Average value of home with “underwater” mortgage $210,300 – Average loan balance $280,000 – Average amount “upside down” $70,000
According to a report released today by First American CoreLogic nearly 10.7 million U.S. mortgages, or 23 percent of all mortgaged properties, are in a negative equity position meaning the borrowers owe more on their mortgage than their home is worth as of September 30, 2009.
If you read my postabout CoreLogics last negative-equity report in August, this may sound like a huge decrease in underwater loans from the over 32 percent reported then. Unfortunately, that is not the case, it is actually a change of methodology by CoreLogic: they now a model that factors in loan amortization and utilization rates for home equity lines of credit and feel they are now providing a more precise view of “underwater borrowers”. If this report was done using the same methodology as the August report then the percentage of borrowers underwater would have increased to 33.8 percent.
Other highlights from the report are:
- In addition to the 10.7 million borrowers with negative equity there are an additional 2.3 million borrowers that have mortgages approaching negative equity (they have less than 5 percent equity). Together these two groups account for 28 percent of all residential properties with a mortgage nationwide.
- The five states with the highest percentages of negative equity loans are: Nevada (65 percent), Arizona (48 percent), Florida (45 percent), Michigan (37 percent) and California (35 percent)

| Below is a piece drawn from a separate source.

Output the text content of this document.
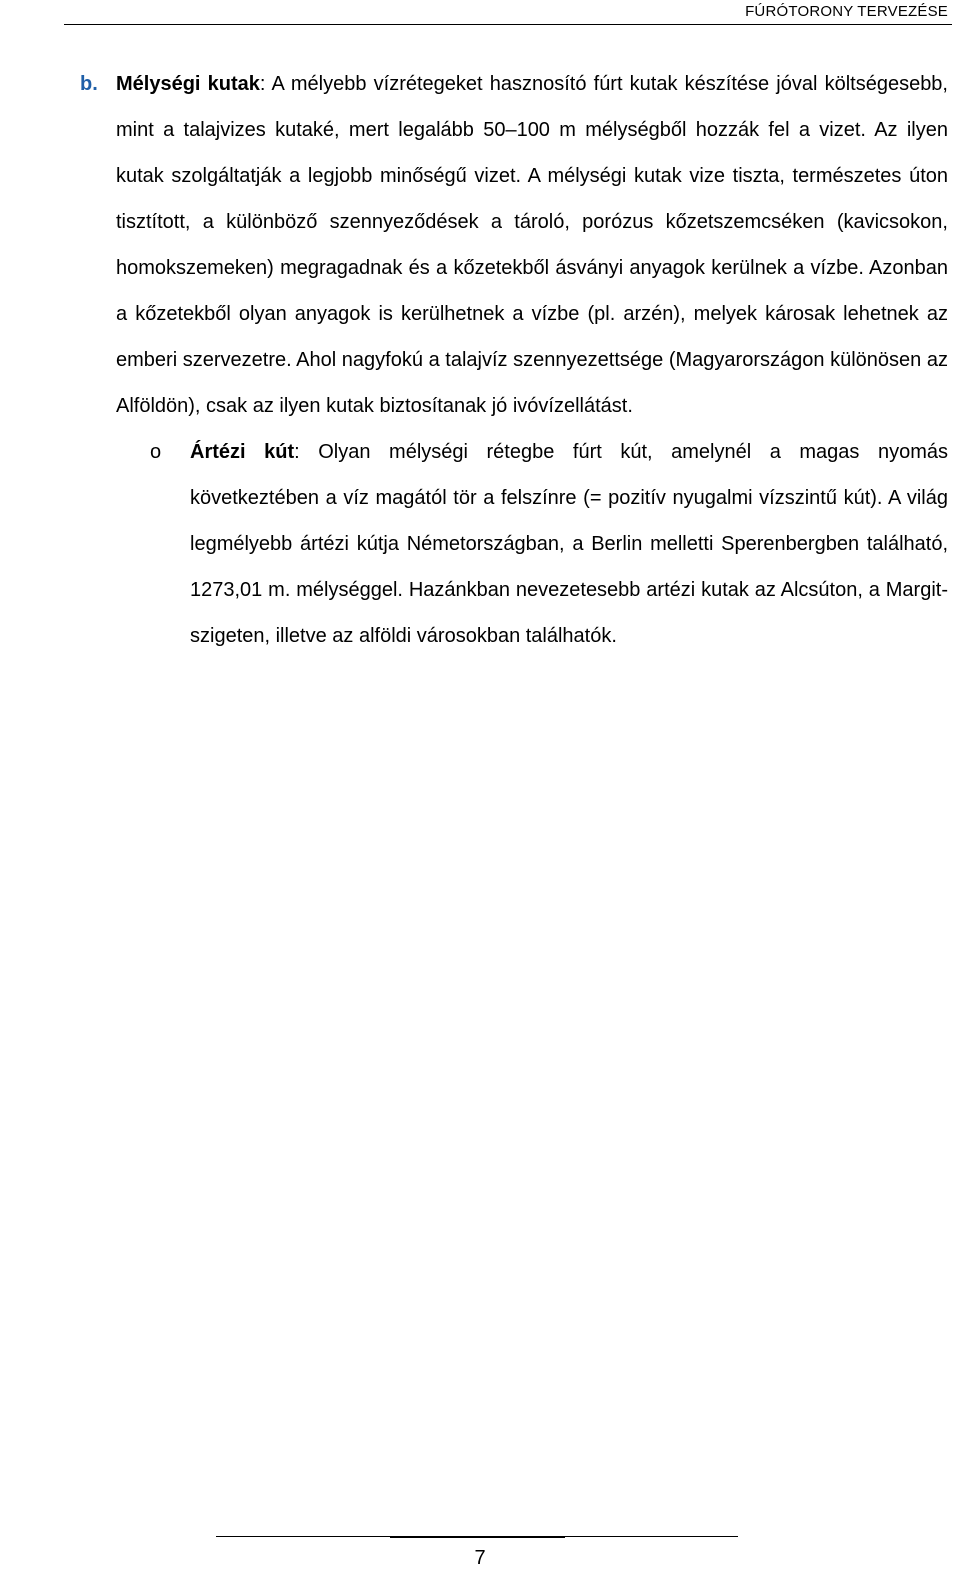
FÚRÓTORONY TERVEZÉSE
b. Mélységi kutak: A mélyebb vízrétegeket hasznosító fúrt kutak készítése jóval költségesebb, mint a talajvizes kutaké, mert legalább 50–100 m mélységből hozzák fel a vizet. Az ilyen kutak szolgáltatják a legjobb minőségű vizet. A mélységi kutak vize tiszta, természetes úton tisztított, a különböző szennyeződések a tároló, porózus kőzetszemcséken (kavicsokon, homokszemeken) megragadnak és a kőzetekből ásványi anyagok kerülnek a vízbe. Azonban a kőzetekből olyan anyagok is kerülhetnek a vízbe (pl. arzén), melyek károsak lehetnek az emberi szervezetre. Ahol nagyfokú a talajvíz szennyezettsége (Magyarországon különösen az Alföldön), csak az ilyen kutak biztosítanak jó ivóvízellátást.

o Ártézi kút: Olyan mélységi rétegbe fúrt kút, amelynél a magas nyomás következtében a víz magától tör a felszínre (= pozitív nyugalmi vízszintű kút). A világ legmélyebb ártézi kútja Németországban, a Berlin melletti Sperenbergben található, 1273,01 m. mélységgel. Hazánkban nevezetesebb artézi kutak az Alcsúton, a Margit-szigeten, illetve az alföldi városokban találhatók.

7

- The bulk of “upside down” borrowers, as a group, share certain characteristics. They:
- Financed their properties between 2005 and 2008, with 2006 being the peak year where 40 percent of borrowers were in negative equity.
- Purchased newly built homes that are concentrated in a small number of states. For homes built between 2006 and 2008, the negative equity share is 40 percent.
- Relied on adjustable rate mortgages (ARMS)
- Bought less expensive properties. The average value for all properties with a mortgage is $270,200, but properties in negative equity have an average value of $210,300 or 22 percent less. The average mortgage debt for properties in negative equity position was $280,000 meaning the average “upside down” borrower is upside down to the tune of $70,000 or 33.2 percent of the value of their home.